In March 2026, Seven Seas Entertainment announced that they had licensed the novel for English publication in November later in the year.

| No. | Release date | ISBN |
| 1 | November 28, 2018 | 978-4-04-068696-7 |
| Chapter 1: "Minami no Hoshi: Tate Roll no Onna" (南の星 〜縦ロールの女〜); Chapter 2: "Nishi no Hoshi: Moesode no Onna" (西の星 〜萌え袖の女〜); Chapter 3: "Higashi no Hoshi: Kagayakitai Onna" (東の星 〜輝きたい女〜); Chapter 4: "Kita no Hoshi: Zen o Nasu Onna" (北の星 〜善を為す女〜); Chapter 5: "Onaji Hoshi: Kuruma Isu no Shōjo" (同じ星 〜車イスの少女〜); | Chapter 6: "Kyōbōsha: Rakudairo Cameraman" (共謀者 〜ラクダ色カメラマン〜); Chapter 7: "Kōtekishu: Multilingual Rōjin" (好敵手 〜マルチリンガル老人〜); Chapter 8: "Sukuinushi: Doku Kinoko AD" (救い主 〜毒キノコAD〜); Chapter 9: "Hōi Jishin" (方位自身); Epilogue; |

===Anime film===
An anime film adaptation was announced on December 12, 2023. The film is produced by CloverWorks, directed by Masahiro Shinohara, and supervised by Koji Masunari, with scripts written by Yūko Kakihara, character designs by Rio, and music composed by Masaru Yokoyama.

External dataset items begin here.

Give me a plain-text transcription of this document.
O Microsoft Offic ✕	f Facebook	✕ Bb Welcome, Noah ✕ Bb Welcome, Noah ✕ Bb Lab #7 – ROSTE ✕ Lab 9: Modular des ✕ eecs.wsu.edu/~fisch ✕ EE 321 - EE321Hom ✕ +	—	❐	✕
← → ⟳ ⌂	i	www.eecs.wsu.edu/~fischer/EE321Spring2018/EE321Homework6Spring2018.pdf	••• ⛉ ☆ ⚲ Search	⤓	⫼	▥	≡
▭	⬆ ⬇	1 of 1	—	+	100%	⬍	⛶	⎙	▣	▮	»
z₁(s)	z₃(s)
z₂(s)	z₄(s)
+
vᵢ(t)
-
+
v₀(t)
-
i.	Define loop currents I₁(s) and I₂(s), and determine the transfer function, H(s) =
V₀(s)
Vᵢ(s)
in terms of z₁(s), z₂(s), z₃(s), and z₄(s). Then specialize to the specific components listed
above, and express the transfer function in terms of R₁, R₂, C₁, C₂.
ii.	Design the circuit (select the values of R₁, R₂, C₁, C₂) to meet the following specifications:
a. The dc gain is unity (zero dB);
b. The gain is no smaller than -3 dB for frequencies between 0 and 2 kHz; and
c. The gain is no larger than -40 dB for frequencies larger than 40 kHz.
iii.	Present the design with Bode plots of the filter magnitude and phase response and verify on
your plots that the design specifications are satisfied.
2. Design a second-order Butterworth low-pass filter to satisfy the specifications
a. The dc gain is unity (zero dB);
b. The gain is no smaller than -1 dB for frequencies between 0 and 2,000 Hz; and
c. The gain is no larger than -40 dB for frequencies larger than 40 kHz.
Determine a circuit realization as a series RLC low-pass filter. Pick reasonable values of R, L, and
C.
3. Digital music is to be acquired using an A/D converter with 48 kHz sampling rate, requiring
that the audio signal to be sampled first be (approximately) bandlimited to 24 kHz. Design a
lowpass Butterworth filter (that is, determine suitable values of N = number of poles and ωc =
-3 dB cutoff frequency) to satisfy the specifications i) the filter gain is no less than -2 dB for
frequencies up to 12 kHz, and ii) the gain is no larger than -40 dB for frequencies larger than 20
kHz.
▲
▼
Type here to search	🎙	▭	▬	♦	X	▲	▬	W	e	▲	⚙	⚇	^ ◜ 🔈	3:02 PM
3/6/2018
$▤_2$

It was released in Japan on May 10, 2024. The film's theme song, "Nanmonai," is produced by Maisondes and performed by Hoshimachi Suisei, while the ending theme song, "Hōi Jishin," is performed by Asaki Yuikawa, Hina Yōmiya, Reina Ueda, and Haruka Aikawa.

Crunchyroll picked up the film for release in North American theaters for one day on September 18, 2024, with France and Germany following on November 19 and November 26, respectively, before adding it to their streaming service on 28 February 2025. Sugoi Co licensed the film for release in Australia from September 26, 2024.

===Manga===
A manga adaptation illustrated by Kina Kazuharu was announced on May 11, 2024. It ran on the KadoComi website from February 26, 2025 to March 4, 2026. A single volume was released on March 19, 2026.

| No. | Release date | ISBN |
|---|---|---|
| 1 | March 19, 2026 | 978-40-4607264-1 |

==Reception==
By 2022, the novel had over 250,000 copies in circulation.

The anime film debuted at tenth at the Japanese box office on its opening weekend.